“YIA plays an imperative role in the development of youth and their adult allies, going beyond traditional approaches to leadership development by prioritizing social-emotional development,” said Elliot Rivera when he was named Executive Director of Youth In Action (YIA) in 2019.
Since then, Rivera has been working to fulfill YIA’s mission of creating opportunities for youth to become their best selves. “They address power imbalances that stifle the potential of youth, especially young people of color, and create more caring and fair public institutions and systems,” reads in part the About section of the YIA website. By building power, leadership, and action amongst youth in our communities, YIA believes a more equitable and safe world is possible.
Growing up in Worcester, MA as a first-generation Salvadoran, Rivera did not have the access to most resources. What he did have were two dedicated parents working countless hours in manufacturing and janitorial services to get by. Never really thinking he would end up working with people, opportunities to support his communities from fighting within a union for undocumented worker rights to supporting youth in multiple settings came naturally to Rivera. He was first profiled in the Latino Policy Institute’s #LatinosInRI series.

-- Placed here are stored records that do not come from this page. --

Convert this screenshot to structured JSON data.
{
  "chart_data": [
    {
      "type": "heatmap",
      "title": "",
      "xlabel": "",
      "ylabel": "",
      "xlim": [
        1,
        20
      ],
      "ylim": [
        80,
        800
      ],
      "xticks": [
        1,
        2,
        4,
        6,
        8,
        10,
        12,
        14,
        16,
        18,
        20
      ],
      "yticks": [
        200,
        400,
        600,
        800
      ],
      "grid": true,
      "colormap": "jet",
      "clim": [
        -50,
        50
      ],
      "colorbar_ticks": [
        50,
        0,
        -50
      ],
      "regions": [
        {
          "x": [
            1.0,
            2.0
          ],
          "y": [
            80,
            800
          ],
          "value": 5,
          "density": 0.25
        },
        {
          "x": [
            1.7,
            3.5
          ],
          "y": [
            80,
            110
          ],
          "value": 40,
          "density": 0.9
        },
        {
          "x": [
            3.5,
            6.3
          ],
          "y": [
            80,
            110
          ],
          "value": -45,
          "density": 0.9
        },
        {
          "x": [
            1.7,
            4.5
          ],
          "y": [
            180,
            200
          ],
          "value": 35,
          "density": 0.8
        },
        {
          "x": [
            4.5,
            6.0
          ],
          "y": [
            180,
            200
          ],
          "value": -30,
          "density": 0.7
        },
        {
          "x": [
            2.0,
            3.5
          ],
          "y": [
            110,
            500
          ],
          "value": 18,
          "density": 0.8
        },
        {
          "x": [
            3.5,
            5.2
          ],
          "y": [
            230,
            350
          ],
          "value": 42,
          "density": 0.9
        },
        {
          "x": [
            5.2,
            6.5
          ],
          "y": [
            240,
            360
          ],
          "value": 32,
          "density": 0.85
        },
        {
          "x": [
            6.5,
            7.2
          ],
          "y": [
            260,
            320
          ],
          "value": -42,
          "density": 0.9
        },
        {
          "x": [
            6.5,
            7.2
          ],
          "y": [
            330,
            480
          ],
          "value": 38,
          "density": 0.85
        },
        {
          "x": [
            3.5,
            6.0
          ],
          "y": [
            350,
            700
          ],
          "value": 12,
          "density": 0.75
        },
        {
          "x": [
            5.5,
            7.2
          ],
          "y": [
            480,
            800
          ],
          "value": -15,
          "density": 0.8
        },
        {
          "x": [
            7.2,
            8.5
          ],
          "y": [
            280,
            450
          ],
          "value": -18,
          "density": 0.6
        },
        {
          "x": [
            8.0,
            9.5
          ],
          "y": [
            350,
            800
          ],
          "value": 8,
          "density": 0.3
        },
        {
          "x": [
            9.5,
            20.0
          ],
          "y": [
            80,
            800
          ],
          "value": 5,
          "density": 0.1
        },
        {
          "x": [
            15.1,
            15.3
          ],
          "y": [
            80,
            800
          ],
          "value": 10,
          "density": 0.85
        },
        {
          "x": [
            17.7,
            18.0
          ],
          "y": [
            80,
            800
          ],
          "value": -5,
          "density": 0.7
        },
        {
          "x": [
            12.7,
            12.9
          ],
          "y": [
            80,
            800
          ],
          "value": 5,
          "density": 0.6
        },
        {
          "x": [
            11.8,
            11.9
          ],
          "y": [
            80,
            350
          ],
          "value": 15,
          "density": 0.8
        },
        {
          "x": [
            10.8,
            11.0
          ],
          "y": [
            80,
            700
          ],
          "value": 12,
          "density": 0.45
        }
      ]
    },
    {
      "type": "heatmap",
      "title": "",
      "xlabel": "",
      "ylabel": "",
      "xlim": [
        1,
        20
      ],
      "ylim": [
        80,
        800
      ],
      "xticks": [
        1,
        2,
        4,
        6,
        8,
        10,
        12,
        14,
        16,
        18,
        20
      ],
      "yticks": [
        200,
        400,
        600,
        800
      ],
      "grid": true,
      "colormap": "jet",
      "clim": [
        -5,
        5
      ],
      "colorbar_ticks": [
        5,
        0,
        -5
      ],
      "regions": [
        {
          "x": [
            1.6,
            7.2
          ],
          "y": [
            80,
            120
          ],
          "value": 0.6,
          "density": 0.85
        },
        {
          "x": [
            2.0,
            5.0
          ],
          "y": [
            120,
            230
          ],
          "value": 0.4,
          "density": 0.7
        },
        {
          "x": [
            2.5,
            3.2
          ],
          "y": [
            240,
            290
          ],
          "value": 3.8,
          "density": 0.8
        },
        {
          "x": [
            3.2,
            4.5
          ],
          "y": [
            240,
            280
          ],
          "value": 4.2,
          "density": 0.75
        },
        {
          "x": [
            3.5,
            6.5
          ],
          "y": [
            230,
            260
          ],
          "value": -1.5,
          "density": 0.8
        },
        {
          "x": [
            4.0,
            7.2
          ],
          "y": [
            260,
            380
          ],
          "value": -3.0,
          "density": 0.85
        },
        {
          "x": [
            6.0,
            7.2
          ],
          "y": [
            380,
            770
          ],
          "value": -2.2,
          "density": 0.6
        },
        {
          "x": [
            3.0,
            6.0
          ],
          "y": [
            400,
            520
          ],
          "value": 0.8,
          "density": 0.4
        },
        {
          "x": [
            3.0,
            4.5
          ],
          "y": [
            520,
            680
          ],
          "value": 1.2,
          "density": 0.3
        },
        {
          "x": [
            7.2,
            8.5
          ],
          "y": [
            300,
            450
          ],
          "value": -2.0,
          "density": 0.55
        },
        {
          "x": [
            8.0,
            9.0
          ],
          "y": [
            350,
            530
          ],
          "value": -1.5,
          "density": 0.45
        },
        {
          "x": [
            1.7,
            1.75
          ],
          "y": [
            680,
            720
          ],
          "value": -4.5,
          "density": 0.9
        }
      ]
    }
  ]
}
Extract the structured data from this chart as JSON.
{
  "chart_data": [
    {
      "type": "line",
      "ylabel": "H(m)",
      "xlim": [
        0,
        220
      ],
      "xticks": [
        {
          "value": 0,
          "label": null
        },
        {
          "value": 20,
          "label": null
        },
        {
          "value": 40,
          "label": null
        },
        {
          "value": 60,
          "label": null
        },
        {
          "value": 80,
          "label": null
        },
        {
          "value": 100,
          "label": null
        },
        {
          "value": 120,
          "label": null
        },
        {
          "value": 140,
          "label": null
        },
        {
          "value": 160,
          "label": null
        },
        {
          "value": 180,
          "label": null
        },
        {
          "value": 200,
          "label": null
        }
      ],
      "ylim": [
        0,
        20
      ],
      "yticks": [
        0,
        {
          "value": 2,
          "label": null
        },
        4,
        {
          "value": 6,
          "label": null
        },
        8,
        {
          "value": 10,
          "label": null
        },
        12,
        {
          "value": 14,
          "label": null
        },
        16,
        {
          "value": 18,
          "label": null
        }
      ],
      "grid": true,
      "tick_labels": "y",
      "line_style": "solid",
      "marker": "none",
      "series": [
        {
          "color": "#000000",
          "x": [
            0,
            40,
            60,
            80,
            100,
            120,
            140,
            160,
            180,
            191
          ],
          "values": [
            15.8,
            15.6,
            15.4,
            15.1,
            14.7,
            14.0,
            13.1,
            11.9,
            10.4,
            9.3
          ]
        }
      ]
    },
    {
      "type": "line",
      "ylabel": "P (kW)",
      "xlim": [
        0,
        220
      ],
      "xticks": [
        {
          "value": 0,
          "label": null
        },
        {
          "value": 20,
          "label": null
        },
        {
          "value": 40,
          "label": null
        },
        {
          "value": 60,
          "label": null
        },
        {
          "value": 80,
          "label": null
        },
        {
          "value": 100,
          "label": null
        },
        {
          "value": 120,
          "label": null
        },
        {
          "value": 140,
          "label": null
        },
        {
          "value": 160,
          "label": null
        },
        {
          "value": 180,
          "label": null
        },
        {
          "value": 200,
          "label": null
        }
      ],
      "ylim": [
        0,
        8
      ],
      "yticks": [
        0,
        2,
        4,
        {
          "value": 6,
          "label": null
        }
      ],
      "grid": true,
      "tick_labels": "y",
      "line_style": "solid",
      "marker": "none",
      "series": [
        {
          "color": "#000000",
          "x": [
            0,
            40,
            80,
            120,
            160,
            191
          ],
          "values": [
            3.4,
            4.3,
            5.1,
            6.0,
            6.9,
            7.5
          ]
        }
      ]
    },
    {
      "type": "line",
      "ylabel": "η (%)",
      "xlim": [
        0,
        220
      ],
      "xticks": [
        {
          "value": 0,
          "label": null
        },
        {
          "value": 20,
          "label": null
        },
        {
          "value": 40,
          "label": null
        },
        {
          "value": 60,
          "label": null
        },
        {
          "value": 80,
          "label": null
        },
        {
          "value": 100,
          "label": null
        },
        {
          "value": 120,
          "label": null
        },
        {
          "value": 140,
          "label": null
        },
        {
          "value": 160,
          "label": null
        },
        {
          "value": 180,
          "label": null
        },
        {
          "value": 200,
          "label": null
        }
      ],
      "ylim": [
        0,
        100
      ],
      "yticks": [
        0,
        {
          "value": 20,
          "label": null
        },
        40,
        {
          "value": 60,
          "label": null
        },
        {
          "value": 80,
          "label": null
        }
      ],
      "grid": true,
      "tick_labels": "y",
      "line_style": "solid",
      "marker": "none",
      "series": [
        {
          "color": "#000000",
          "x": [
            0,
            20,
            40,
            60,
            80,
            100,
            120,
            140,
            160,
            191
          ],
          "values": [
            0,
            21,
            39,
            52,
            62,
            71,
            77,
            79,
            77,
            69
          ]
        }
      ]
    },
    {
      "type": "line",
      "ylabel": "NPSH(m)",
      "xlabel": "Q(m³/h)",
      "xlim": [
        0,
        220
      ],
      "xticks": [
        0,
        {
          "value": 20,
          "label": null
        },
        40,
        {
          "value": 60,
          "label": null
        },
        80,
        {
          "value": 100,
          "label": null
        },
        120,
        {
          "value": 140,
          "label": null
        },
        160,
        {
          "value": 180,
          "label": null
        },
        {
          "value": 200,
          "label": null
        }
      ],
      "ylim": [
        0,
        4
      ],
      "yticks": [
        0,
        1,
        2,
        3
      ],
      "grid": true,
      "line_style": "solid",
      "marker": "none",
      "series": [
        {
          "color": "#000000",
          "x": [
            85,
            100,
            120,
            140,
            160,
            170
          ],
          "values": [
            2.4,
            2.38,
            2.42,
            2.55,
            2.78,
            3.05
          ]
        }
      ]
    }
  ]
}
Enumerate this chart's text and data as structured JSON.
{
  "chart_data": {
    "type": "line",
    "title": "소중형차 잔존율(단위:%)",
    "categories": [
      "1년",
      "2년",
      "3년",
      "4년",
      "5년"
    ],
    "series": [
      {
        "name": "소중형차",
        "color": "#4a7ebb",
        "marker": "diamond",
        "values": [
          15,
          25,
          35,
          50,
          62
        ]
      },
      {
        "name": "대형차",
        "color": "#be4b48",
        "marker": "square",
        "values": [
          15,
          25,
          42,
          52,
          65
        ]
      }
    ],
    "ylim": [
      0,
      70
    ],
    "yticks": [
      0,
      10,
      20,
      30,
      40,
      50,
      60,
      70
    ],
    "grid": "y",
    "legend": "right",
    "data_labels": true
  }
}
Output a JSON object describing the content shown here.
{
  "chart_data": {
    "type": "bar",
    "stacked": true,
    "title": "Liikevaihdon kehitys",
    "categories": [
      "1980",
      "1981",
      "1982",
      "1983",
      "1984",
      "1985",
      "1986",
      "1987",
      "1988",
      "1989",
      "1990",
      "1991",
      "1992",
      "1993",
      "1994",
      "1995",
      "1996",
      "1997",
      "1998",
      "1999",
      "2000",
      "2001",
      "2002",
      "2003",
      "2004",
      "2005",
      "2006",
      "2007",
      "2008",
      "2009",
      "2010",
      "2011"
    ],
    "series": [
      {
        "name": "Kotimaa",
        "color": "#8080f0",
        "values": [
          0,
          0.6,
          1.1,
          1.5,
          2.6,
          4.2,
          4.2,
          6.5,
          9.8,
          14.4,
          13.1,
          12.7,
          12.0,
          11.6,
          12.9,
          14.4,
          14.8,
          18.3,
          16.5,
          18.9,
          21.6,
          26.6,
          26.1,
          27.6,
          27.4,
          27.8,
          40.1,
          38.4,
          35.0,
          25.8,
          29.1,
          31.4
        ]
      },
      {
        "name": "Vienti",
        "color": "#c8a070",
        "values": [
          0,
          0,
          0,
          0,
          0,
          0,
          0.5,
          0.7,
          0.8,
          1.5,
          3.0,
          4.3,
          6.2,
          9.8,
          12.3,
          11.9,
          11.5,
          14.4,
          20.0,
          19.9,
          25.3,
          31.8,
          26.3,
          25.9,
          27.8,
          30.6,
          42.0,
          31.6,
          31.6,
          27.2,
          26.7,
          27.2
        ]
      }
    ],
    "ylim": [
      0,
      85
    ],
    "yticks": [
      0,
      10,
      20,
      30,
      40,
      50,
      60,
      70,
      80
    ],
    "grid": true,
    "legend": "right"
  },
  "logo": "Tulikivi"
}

As a person of Latine heritage, Elliot’s connection to his work and its journey is rooted in his deep core connection to all aspects of his culture. Now proudly calling Providence RI home, in his current role with YIA, he amplifies the stories and journeys of the next generation and supports them in their journeys by opening doors to experiences and opportunities he was never afforded.
“If the pandemic is literally killing Black and Latino communities at higher rates, it’s obviously affecting them in different ways, too,” Rivera said in an interview with the Brown Daily Herald about the Providence Public School District operations in March 2021. Rivera said the school district had “been working on (issues of inequality) for decades,” but he questioned the quality of the progress that had been made. The pandemic may be slowing down reforms made by the state takeover, he said, noting the pandemic’s highlighting of the inequitable access to technology throughout the district.
Rivera was recognized with the Service to Youth Award by the City of Worcester in 2019. His experience includes Community Engagement Specialist and Program Director with the City of Worcester. He’s also been the Program Coordinator with the Latino Education Institute.
Rivera is a graduate of Worcester State University and has a Master’s degree from Tufts University.